Le 25 juin 2013, l’Émir Hamad bin Khalifa al-Thani abdiquait en faveur de son fils l’Émir Tamim bin Hamad ; transition voulue, ordonnée et surtout paisible en contraste avec le passé de l’émirat et le présent du Proche-Orient. Une singularité de plus dans l’histoire d’un état qui n’en manque pas comme le souligne le sous-titre.

Le Qatar aujourd’hui : la singulière trajectoire d’un riche émirat

Le Qatar aujourd’hui : la singulière trajectoire d’un riche émirat

Singulier pays en effet. Bien que de peuplement ancien, le Qatar entre dans l’histoire par la petite porte : en 1868 Sheikh Mohammed bin Thani obtient la protection de l’Angleterre contre ses voisins arabes et Bahreïni. Deux évènements marquent le XXème siècle pour le Qatar : l’essor de la culture des perles au Japon dans les années 20 plonge le pays dans les « années de faim » dont il ne sort qu’après le lancement de l’exploitation pétrolière en 1949. Le Qatar n’en demeure pas moins le plus petit et le plus pauvre des états arabes. Le retrait de la Grande Bretagne en 1971 rend sont indépendance à l’émirat mais le laisse en quelque sorte orphelin.

Une économie de rente pas si classique

Au tournant des années 1990, alors que le pétrole s’épuise sans que rien n’ait été prévu pour le remplacer, on découvre par chance North Field, le plus grand champ gazier Offshore au monde, à cheval sur la frontière maritime avec l’Iran. En quelques années l’émirat devient le pays le plus riche du monde (97 000 $ par an/hab.) mais aussi celui qui compte le plus d’étrangers (6,5 pour un qatari) et le plus fort taux de masculinité (76 %). Trop petit pour sa richesse nouvelle, déstabilisé sur le plan social et sociétal, l’Émirat est vulnérable : l’invasion du Koweït en 1991 souligne l’urgence de trouver un nouveau protecteur, ce sera les États-Unis.

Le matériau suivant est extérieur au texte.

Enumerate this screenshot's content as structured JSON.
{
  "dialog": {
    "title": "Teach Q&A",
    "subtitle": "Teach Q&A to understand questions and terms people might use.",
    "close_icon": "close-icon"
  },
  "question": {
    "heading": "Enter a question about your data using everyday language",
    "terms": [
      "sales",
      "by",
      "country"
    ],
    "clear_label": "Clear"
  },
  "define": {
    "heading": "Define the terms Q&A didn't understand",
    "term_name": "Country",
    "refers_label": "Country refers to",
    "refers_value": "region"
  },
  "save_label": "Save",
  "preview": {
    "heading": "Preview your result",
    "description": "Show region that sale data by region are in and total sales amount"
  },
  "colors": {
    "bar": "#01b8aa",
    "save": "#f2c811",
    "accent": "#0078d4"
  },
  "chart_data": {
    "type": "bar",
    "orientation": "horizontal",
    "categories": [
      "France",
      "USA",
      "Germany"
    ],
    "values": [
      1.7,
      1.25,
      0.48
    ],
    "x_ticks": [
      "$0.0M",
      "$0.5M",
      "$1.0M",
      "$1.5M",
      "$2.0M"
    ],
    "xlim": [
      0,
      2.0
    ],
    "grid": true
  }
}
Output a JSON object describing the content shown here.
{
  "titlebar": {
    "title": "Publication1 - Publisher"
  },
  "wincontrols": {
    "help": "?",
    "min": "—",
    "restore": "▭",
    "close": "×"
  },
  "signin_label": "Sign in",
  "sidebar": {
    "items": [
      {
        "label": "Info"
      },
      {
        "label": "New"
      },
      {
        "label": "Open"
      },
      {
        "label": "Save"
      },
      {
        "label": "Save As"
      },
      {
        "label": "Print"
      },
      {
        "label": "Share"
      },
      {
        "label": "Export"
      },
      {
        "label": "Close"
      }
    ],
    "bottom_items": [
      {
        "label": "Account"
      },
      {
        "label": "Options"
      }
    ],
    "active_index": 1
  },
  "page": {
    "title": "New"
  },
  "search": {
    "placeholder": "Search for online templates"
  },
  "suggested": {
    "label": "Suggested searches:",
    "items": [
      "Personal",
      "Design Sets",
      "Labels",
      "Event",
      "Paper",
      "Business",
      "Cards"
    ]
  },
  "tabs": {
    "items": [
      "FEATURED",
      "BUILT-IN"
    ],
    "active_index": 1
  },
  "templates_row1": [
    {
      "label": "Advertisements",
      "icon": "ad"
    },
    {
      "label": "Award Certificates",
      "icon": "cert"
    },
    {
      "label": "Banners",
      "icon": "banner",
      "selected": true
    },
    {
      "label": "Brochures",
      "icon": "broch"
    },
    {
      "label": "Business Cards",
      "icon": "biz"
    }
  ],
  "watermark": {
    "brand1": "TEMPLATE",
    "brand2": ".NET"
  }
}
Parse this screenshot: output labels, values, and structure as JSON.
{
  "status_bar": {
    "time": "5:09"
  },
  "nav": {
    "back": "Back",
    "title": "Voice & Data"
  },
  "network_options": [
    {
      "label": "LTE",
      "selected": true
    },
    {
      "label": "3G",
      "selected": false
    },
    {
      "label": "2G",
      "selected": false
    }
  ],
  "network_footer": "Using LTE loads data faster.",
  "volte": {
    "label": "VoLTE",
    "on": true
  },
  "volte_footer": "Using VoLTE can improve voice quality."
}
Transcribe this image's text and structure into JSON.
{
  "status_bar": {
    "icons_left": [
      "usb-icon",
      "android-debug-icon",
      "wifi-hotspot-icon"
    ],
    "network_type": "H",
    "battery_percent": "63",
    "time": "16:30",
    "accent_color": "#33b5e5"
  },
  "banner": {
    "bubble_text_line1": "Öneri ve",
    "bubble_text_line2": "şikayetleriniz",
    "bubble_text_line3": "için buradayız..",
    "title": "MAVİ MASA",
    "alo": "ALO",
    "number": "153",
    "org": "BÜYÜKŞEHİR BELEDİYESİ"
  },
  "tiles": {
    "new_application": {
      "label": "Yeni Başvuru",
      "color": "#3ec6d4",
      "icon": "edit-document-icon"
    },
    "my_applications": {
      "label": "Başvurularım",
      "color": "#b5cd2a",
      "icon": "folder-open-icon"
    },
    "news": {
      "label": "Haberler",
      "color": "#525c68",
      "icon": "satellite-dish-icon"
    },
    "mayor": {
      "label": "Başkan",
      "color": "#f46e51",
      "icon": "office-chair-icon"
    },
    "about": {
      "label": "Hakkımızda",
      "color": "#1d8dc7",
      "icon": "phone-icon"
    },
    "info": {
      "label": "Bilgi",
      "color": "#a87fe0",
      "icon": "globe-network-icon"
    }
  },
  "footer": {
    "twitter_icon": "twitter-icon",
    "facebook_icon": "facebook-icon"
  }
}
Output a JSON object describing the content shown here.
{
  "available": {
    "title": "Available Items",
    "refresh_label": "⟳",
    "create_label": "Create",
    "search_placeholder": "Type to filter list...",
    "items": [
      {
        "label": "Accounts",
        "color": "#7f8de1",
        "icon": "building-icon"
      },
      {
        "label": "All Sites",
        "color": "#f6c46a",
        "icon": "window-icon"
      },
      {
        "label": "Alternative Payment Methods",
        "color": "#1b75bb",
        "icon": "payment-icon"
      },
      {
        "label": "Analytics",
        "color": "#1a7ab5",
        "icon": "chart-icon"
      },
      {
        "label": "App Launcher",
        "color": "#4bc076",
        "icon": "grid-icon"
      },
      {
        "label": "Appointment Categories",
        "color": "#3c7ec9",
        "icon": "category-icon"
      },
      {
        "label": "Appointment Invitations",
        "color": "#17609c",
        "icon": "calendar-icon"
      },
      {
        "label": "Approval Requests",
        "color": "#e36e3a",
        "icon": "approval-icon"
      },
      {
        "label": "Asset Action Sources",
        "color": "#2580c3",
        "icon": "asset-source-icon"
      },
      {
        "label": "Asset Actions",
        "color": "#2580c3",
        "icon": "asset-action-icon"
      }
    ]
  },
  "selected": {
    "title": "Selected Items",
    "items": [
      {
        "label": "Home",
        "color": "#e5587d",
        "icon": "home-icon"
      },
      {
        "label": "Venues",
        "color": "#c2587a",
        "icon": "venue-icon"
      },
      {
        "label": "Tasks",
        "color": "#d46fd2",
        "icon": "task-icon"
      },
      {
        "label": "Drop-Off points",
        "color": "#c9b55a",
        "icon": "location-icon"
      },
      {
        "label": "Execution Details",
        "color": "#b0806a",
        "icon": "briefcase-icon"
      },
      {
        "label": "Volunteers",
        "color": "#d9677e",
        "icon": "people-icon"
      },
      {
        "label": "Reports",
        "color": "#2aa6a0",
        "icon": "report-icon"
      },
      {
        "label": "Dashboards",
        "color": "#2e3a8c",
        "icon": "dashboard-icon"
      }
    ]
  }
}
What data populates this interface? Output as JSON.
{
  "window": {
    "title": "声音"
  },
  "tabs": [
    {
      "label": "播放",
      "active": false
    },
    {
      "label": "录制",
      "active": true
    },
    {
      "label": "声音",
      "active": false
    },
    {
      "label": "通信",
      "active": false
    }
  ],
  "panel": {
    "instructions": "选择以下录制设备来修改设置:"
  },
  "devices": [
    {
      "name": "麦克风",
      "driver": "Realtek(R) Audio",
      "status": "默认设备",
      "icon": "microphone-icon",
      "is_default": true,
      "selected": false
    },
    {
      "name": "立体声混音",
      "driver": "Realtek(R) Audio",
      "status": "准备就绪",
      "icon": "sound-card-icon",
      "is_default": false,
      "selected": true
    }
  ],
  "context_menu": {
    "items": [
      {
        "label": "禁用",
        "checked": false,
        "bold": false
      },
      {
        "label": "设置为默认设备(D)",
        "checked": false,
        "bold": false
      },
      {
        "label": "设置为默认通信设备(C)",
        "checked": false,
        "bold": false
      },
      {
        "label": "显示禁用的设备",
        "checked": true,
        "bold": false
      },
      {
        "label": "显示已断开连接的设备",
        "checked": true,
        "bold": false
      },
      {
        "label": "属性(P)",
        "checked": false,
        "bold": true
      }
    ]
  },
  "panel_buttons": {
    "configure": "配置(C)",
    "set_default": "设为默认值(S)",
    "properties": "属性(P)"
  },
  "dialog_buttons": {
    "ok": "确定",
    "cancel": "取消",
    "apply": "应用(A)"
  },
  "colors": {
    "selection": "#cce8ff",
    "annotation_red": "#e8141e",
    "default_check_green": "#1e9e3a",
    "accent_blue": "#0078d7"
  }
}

Une révolution de palais installe au pouvoir l’Émir Hamad (1995-2013) et son bras droit le ministre des affaires étrangères (1992-2013) et Premier ministre (2007-2013) Hamad bin Jassim. C’est alors que le Qatar jusque là « Connu pour être inconnu » sort de l’ombre.

L’analyse de leur action est l’objet central de l’ouvrage qui « se propose de retracer la montée en puissance de l’émirat à travers ses lignes de forces et de faiblesses dans le contexte particulier qui est le sien ». Suivent sept chapitres : le premier résume l’histoire du Qatar ; les trois suivants traitent de la politique intérieure, de l’économie et de la société ; les trois derniers analysent les aspects originaux et sujets à polémique de la politique extérieure.

Passons rapidement sur la première partie du livre où l’auteur analyse le lien organique qui existe entre la rente pétro-gazière, le fonctionnement des institutions et le renforcement des trois piliers de ce que M. Lazar définit comme une « société néo-traditionnelle » (la religion, la langue et la sociabilité fondée sur l’appartenance familiale et tribale). Contrairement à une lecture occidentale réductrice, il s’agit non d’opposer “tradition quasi insulaire” et “modernité globalisante”, mais de les associer : « Âme qatari, technique occidentale » pourrait on dire en paraphrasant le célèbre Wakon Yosai japonais.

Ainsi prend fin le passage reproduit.